Oh’s plan? He’s looking to retain school teachers to nourish their positions as role models of our next generation. As a former councilperson, Oh wants schools to reimburse teachers for their own out-of-pocket spending on school supplies. In a bill introduced in 2016, Oh proposed that the city create a fund for teachers who have paid for school supplies to apply for reimbursement. His belief when the bill was introduced was twofold: to give teachers financial relief from the heavy labor of working and to help accurately assess how much a classroom needs to thrive each year. “We’d have to have teachers who are fulfilled in what the meaning of teaching is to them. They need the autonomy to teach,” he said in an educational forum hosted by Elevate 215.

He believes teachers’ salaries should be increased; “When you look at where we are as a city…compared to the best education systems in the world, we are low-paying. We have to bring up the salaries. We have to bring up the expectation.” he adds.

He notes that donations that go to schools, made by parents or family, are not recorded. He wants to implement record keeping to truly acknowledge the efforts people do to keep our schools functioning. 

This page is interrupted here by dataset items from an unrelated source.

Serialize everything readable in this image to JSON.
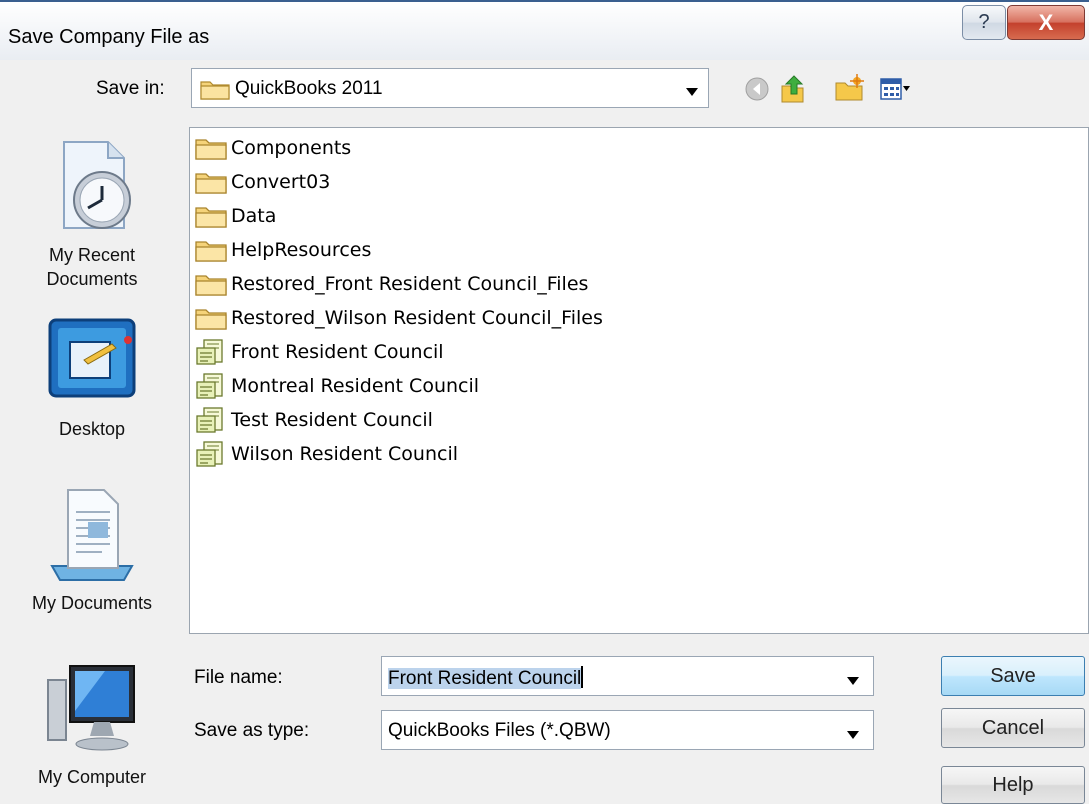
{
  "window": {
    "title": "Save Company File as",
    "help_label": "?",
    "close_label": "X"
  },
  "save_in": {
    "label": "Save in:",
    "value": "QuickBooks 2011"
  },
  "toolbar": {
    "back_icon": "back-arrow-icon",
    "up_icon": "up-folder-icon",
    "new_folder_icon": "new-folder-icon",
    "views_icon": "views-menu-icon"
  },
  "places": [
    {
      "label": "My Recent Documents",
      "icon": "recent-documents-icon"
    },
    {
      "label": "Desktop",
      "icon": "desktop-icon"
    },
    {
      "label": "My Documents",
      "icon": "my-documents-icon"
    },
    {
      "label": "My Computer",
      "icon": "my-computer-icon"
    }
  ],
  "files": [
    {
      "name": "Components",
      "type": "folder"
    },
    {
      "name": "Convert03",
      "type": "folder"
    },
    {
      "name": "Data",
      "type": "folder"
    },
    {
      "name": "HelpResources",
      "type": "folder"
    },
    {
      "name": "Restored_Front Resident Council_Files",
      "type": "folder"
    },
    {
      "name": "Restored_Wilson Resident Council_Files",
      "type": "folder"
    },
    {
      "name": "Front Resident Council",
      "type": "qbw"
    },
    {
      "name": "Montreal Resident Council",
      "type": "qbw"
    },
    {
      "name": "Test Resident Council",
      "type": "qbw"
    },
    {
      "name": "Wilson Resident Council",
      "type": "qbw"
    }
  ],
  "file_name": {
    "label": "File name:",
    "value": "Front Resident Council"
  },
  "save_as_type": {
    "label": "Save as type:",
    "value": "QuickBooks Files (*.QBW)"
  },
  "buttons": {
    "save": "Save",
    "cancel": "Cancel",
    "help": "Help"
  },
  "colors": {
    "selection": "#bcd3ec",
    "default_button": "#bee6fd",
    "close_button": "#c3402c",
    "folder": "#f5d37a"
  }
}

He supports students learning a diverse set of skills – he believes in redefining curriculum to reflect diverse interests and career pathways. Not everybody wants to or does attend a college or university; Oh says the school curriculum should “encourage” what students decide what they want. 

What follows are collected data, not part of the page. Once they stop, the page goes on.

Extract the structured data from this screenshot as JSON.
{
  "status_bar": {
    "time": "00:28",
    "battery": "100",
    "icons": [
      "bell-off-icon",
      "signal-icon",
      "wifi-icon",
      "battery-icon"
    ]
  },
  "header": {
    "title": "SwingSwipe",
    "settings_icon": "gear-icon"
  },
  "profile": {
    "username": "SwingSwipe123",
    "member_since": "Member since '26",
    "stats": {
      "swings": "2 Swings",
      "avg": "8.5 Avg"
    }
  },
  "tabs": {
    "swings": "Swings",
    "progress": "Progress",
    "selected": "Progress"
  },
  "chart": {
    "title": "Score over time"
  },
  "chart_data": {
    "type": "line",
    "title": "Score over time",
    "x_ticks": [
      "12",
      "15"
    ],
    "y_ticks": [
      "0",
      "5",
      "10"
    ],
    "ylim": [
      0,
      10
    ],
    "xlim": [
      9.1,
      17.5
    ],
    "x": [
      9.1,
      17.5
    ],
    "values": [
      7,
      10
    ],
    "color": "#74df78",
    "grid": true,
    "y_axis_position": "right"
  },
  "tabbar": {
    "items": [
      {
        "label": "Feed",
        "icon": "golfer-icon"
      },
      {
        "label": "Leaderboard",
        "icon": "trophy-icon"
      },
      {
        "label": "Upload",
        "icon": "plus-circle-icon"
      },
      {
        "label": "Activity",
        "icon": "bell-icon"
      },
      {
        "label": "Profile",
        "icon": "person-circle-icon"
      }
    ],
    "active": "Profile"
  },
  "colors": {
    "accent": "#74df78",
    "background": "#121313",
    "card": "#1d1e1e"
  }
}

Oh plans to reinvent the qualifications for electing members of the Board of Education, reflecting what he calls in this forum “global best practices,” As mayor, he thinks the board members should be elected by local residents – breaking up sectors of the city to roughly five zones and residents electing the members themselves to understand communal needs. Typically, the board members are all appointed by the mayor. 

Cherelle Parker is looking for education that is against the “divide and conquer” method that the city has set up with public and charter schools, she told Elevate 215

Parker is a former City Council member representing the city’s 9th district (West Oak Lane, East Oak Lane, Olney, Lawncrest, Lawndale, Burholme and Oxford Circle). She is the youngest African-American woman to have been elected to the Pennsylvania House of Representatives, where her tenure lasted 10 years. 

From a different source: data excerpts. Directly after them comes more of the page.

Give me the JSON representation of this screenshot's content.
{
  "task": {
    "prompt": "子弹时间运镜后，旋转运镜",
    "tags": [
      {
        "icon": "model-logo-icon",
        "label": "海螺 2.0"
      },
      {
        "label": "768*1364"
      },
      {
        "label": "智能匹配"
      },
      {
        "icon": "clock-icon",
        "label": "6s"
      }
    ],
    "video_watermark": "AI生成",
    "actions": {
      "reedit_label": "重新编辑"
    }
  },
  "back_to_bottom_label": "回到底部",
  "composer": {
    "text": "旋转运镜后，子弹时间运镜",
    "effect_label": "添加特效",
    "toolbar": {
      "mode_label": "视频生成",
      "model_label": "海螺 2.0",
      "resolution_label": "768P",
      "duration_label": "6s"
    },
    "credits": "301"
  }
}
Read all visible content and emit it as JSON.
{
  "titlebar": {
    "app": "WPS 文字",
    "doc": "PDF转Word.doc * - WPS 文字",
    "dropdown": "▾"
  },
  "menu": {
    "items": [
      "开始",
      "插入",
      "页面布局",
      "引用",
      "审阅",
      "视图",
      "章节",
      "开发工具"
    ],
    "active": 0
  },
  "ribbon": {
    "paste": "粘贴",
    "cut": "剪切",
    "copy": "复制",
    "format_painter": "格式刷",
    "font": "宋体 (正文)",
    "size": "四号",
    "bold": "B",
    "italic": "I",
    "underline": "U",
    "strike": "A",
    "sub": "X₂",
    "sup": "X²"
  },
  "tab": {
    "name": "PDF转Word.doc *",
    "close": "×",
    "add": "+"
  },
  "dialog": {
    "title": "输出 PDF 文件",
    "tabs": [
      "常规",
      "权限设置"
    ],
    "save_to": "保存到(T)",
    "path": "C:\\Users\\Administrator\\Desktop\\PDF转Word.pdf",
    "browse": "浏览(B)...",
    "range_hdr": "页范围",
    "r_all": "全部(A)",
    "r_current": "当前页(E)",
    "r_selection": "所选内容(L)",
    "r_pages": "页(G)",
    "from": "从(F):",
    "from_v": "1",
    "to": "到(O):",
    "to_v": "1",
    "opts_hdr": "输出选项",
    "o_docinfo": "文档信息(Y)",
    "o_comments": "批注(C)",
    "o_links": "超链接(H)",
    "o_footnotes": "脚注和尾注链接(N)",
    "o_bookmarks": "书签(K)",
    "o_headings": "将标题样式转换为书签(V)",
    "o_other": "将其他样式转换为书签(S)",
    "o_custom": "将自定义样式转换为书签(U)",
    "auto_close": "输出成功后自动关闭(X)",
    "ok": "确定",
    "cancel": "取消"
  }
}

Her most prominent rallying cry is for longer school days for children; she has proposed “closing no earlier than 6 p.m.” and year-round schooling. Her belief is that each parent should have the ability to earn a living wage while raising a family. 

Her site calls for high schools to offer robust athletics, college courses in partnerships with universities, and apprenticeship programs in collaboration with Building Trades and touts her position as a former chairwoman of the Philadelphia delegation in Harrisburg. It states how she secured a plan to send the school district $148 million to prevent layoffs and other funding needs in 2013.

She wants to fix Philly’s schools through funding from the philanthropic and private sectors; Parker believes school revitalization should be through the help of all, and not just government on the local or federal level. 

For Parker, some school buildings carry so much asbestos that they need to be torn down all together. In a forum hosted by Chalkbeat Philadelphia, she stated “it is unconscionable that we ask anybody, but especially children, teachers, and other workers to go to buildings with environmental, structural and other issues.” 

She hopes the Board of Education members should all be like-minded and look towards the same goals. In the same Chalkbeat forum, Parker said she wants a superintendent and board that reflect “the diversity of the city, wields the passion for elevating our school system to the prominence that it could be, and whose primary priority is creating quality seats for all of Philadelphia’s students.”

Within the schools, she continues to tell Chalkbeat that she “would ensure that every district school has a certified librarian by drawing upon our funding streams and using my voice to amplify the need for them being more prevalent in our schools.”